Sama opowieść pełni rolę wprowadzenia do serii komiksów Baśnie autorstwa Billa Willinghama. Muszę przyznać, że po jej zakończeniu mam wielką ochotę się z nim zapoznać, mimo iż kreska jaką „narysowano” grę lekko odstaje od oryginału. Niemniej oprawa stoi na przyzwoitym poziomie i dzięki komiksowemu stylowi historia zyskuje charakterystyczny wygląd. Wystarczy jedno spojrzenie i wiadomo z czym mamy do czynienia.
Podsumowując, The Wolf Among Us to twór najwyżej dobry. Uwagę zwraca brak rozbudowanej rozgrywki, która powinna polegać na czymś więcej niż wybieraniu odpowiedzi i bezmyślnym wchodzeniu w interakcję z kolejnymi tropami. Tytuł nadrabia bardzo dobrą, ale nie genialną fabułą, która jako całość jest bardzo wciągająca, ale nie zawsze w pełni satysfakcjonuje. Bolą również pewne problemy z warstwą techniczną gry, ale te z kolei jakoś szczególnie mi nie przeszkadzają. Jeśli więc jesteś fanem podobnych klimatów i ciekawej fabuły to bez zastanowienia sięgnij po tę interaktywną animację.

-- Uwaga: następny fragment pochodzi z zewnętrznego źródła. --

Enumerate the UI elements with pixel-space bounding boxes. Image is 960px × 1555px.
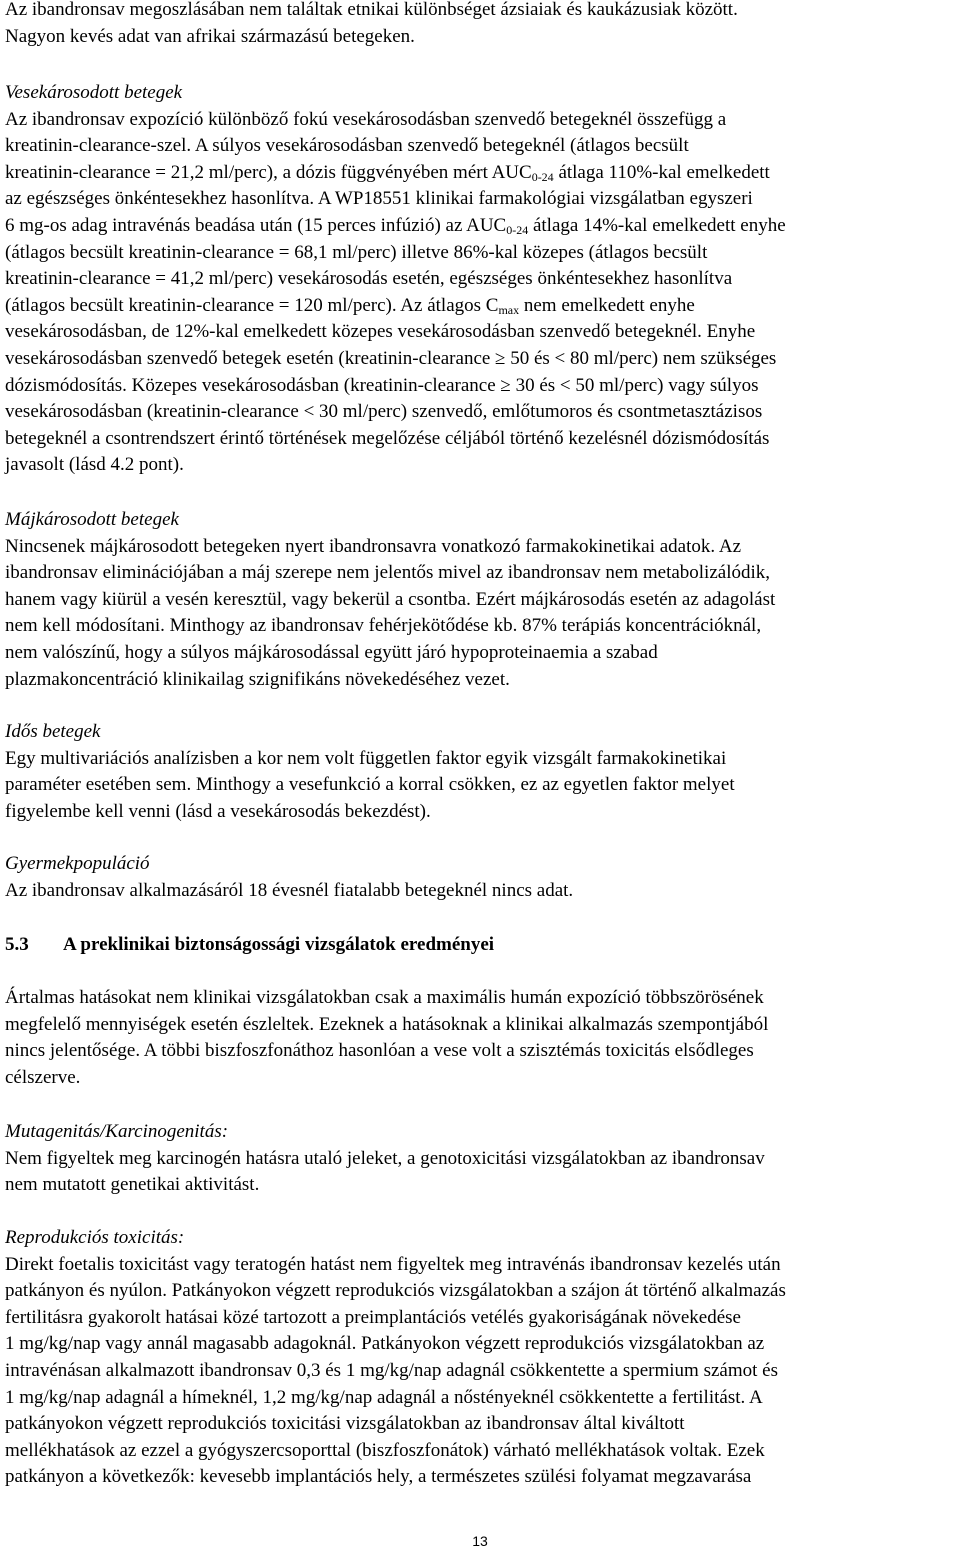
section-title-line — [5, 932, 945, 959]
text-line: fertilitásra gyakorolt hatásai közé tartozott a preimplantációs vetélés gyakoriságának növekedése — [5, 1306, 741, 1328]
hepatic-heading: Májkárosodott betegek — [5, 509, 179, 530]
text-fragment: 6 mg-os adag intravénás beadása után (15 perces infúzió) az AUC — [5, 214, 507, 236]
text-line: nem mutatott genetikai aktivitást. — [5, 1174, 260, 1196]
text-line — [5, 160, 945, 187]
text-line: Az ibandronsav megoszlásában nem találtak etnikai különbséget ázsiaiak és kaukázusiak között. — [5, 0, 738, 20]
elderly-heading: Idős betegek — [5, 721, 101, 742]
text-line: megfelelő mennyiségek esetén észleltek. Ezeknek a hatásoknak a klinikai alkalmazás szempontjából — [5, 1013, 769, 1035]
text-line: paraméter esetében sem. Minthogy a vesefunkció a korral csökken, ez az egyetlen faktor melyet — [5, 774, 735, 796]
mutagenicity-heading: Mutagenitás/Karcinogenitás: — [5, 1121, 229, 1142]
text-line: Az ibandronsav alkalmazásáról 18 évesnél fiatalabb betegeknél nincs adat. — [5, 879, 574, 901]
text-line: vesekárosodásban, de 12%-kal emelkedett közepes vesekárosodásban szenvedő betegeknél. Enyhe — [5, 321, 756, 343]
text-line: nincs jelentősége. A többi biszfoszfonáthoz hasonlóan a vese volt a szisztémás toxicitás elsődleges — [5, 1040, 754, 1062]
text-line: Ártalmas hatásokat nem klinikai vizsgálatokban csak a maximális humán expozíció többszörösének — [5, 987, 764, 1008]
section-title — [5, 932, 945, 959]
text-fragment: átlaga 14%-kal emelkedett enyhe — [528, 214, 786, 236]
pediatric-heading: Gyermekpopuláció — [5, 853, 150, 874]
elderly-section — [5, 719, 945, 825]
text-line: vesekárosodásban (kreatinin-clearance < 30 ml/perc) szenvedő, emlőtumoros és csontmetasztázisos — [5, 401, 763, 423]
text-line: (átlagos becsült kreatinin-clearance = 68,1 ml/perc) illetve 86%-kal közepes (átlagos becsült — [5, 241, 708, 263]
preclinical-paragraph — [5, 985, 945, 1091]
text-line: hanem vagy kiürül a vesén keresztül, vagy bekerül a csontba. Ezért májkárosodás esetén az adagolást — [5, 588, 776, 610]
section-title-text: A preklinikai biztonságossági vizsgálatok eredményei — [63, 934, 495, 955]
text-line: 1 mg/kg/nap adagnál a hímeknél, 1,2 mg/kg/nap adagnál a nőstényeknél csökkentette a fertilitást. A — [5, 1386, 763, 1408]
reproductive-heading: Reprodukciós toxicitás: — [5, 1227, 185, 1248]
text-line: nem valószínű, hogy a súlyos májkárosodással együtt járó hypoproteinaemia a szabad — [5, 641, 658, 663]
text-line: kreatinin-clearance-szel. A súlyos vesekárosodásban szenvedő betegeknél (átlagos becsült — [5, 135, 689, 157]
text-line: 1 mg/kg/nap vagy annál magasabb adagoknál. Patkányokon végzett reprodukciós vizsgálatokban az — [5, 1333, 765, 1355]
text-line: célszerve. — [5, 1066, 81, 1088]
intro-paragraph — [5, 0, 945, 50]
renal-section — [5, 80, 945, 479]
text-line: az egészséges önkéntesekhez hasonlítva. A WP18551 klinikai farmakológiai vizsgálatban egyszeri — [5, 188, 753, 210]
text-line: ibandronsav eliminációjában a máj szerepe nem jelentős mivel az ibandronsav nem metabolizálódik, — [5, 562, 771, 584]
text-line: dózismódosítás. Közepes vesekárosodásban (kreatinin-clearance ≥ 30 és < 50 ml/perc) vagy súlyos — [5, 374, 759, 396]
reproductive-section — [5, 1225, 945, 1491]
section-number: 5.3 — [5, 934, 29, 955]
subscript: max — [498, 302, 520, 317]
text-line: Direkt foetalis toxicitást vagy teratogén hatást nem figyeltek meg intravénás ibandronsav kezelés után — [5, 1253, 781, 1275]
subscript: 0-24 — [531, 169, 554, 184]
pediatric-section — [5, 851, 945, 904]
text-line: Nem figyeltek meg karcinogén hatásra utaló jeleket, a genotoxicitási vizsgálatokban az ibandronsav — [5, 1147, 765, 1169]
text-line — [5, 293, 945, 320]
text-line: betegeknél a csontrendszert érintő történések megelőzése céljából történő kezelésnél dózismódosítás — [5, 427, 770, 449]
text-line: Nagyon kevés adat van afrikai származású betegeken. — [5, 25, 415, 47]
text-fragment: átlaga 110%-kal emelkedett — [553, 161, 770, 183]
text-line: patkányon és nyúlon. Patkányokon végzett reprodukciós vizsgálatokban a szájon át történő alkalmazás — [5, 1280, 786, 1302]
text-fragment: (átlagos becsült kreatinin-clearance = 120 ml/perc). Az átlagos C — [5, 294, 499, 316]
text-line: mellékhatások az ezzel a gyógyszercsoporttal (biszfoszfonátok) várható mellékhatások voltak. Ezek — [5, 1439, 765, 1461]
text-line: javasolt (lásd 4.2 pont). — [5, 454, 184, 476]
text-line: figyelembe kell venni (lásd a vesekárosodás bekezdést). — [5, 800, 431, 822]
text-line: patkányokon végzett reprodukciós toxicitási vizsgálatokban az ibandronsav által kiváltott — [5, 1413, 685, 1435]
text-line: nem kell módosítani. Minthogy az ibandronsav fehérjekötődése kb. 87% terápiás koncentrációknál, — [5, 615, 762, 637]
text-line: Az ibandronsav expozíció különböző fokú vesekárosodásban szenvedő betegeknél összefügg a — [5, 108, 727, 130]
hepatic-section — [5, 507, 945, 693]
text-line: plazmakoncentráció klinikailag szignifikáns növekedéséhez vezet. — [5, 668, 510, 690]
text-line: kreatinin-clearance = 41,2 ml/perc) vesekárosodás esetén, egészséges önkéntesekhez hasonlítva — [5, 268, 733, 290]
text-line: Nincsenek májkárosodott betegeken nyert ibandronsavra vonatkozó farmakokinetikai adatok. Az — [5, 535, 741, 557]
subscript: 0-24 — [506, 222, 529, 237]
text-fragment: kreatinin-clearance = 21,2 ml/perc), a dózis függvényében mért AUC — [5, 161, 532, 183]
text-line: patkányon a következők: kevesebb implantációs hely, a természetes szülési folyamat megzavarása — [5, 1466, 752, 1488]
page-number: 13 — [472, 1533, 488, 1549]
text-line: intravénásan alkalmazott ibandronsav 0,3 és 1 mg/kg/nap adagnál csökkentette a spermium számot és — [5, 1359, 778, 1381]
renal-heading: Vesekárosodott betegek — [5, 82, 183, 103]
text-line: Egy multivariációs analízisben a kor nem volt független faktor egyik vizsgált farmakokinetikai — [5, 747, 727, 769]
text-fragment: nem emelkedett enyhe — [519, 294, 695, 316]
mutagenicity-section — [5, 1119, 945, 1199]
text-line: vesekárosodásban szenvedő betegek esetén (kreatinin-clearance ≥ 50 és < 80 ml/perc) nem szükséges — [5, 347, 777, 369]
text-line — [5, 213, 945, 240]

Ocena - recenzja gry The Wolf Among Us
Atuty
- Klimat czarnego kina
- Komiksowa stylistyka
- Przyzwoita oprawa audio
- Zachęca do zapoznania się z Baśniami
- Bardzo dobra i wciągająca fabuła...
Wady
- ...która nie do końca satysfakcjonuje
- Słabo rozbudowany system rozgrywki
- Problemy z odpowiednim działaniem gry
Nawet jeśli nie przepadasz za samograjami, możesz sięgnąć po pierwszy odcinek ze względu na bardzo dobrą fabułę i ciekawy klimat. A nuż może się okazać, że opowieść wilka pilnującego porządku wciągnie Cię na całego.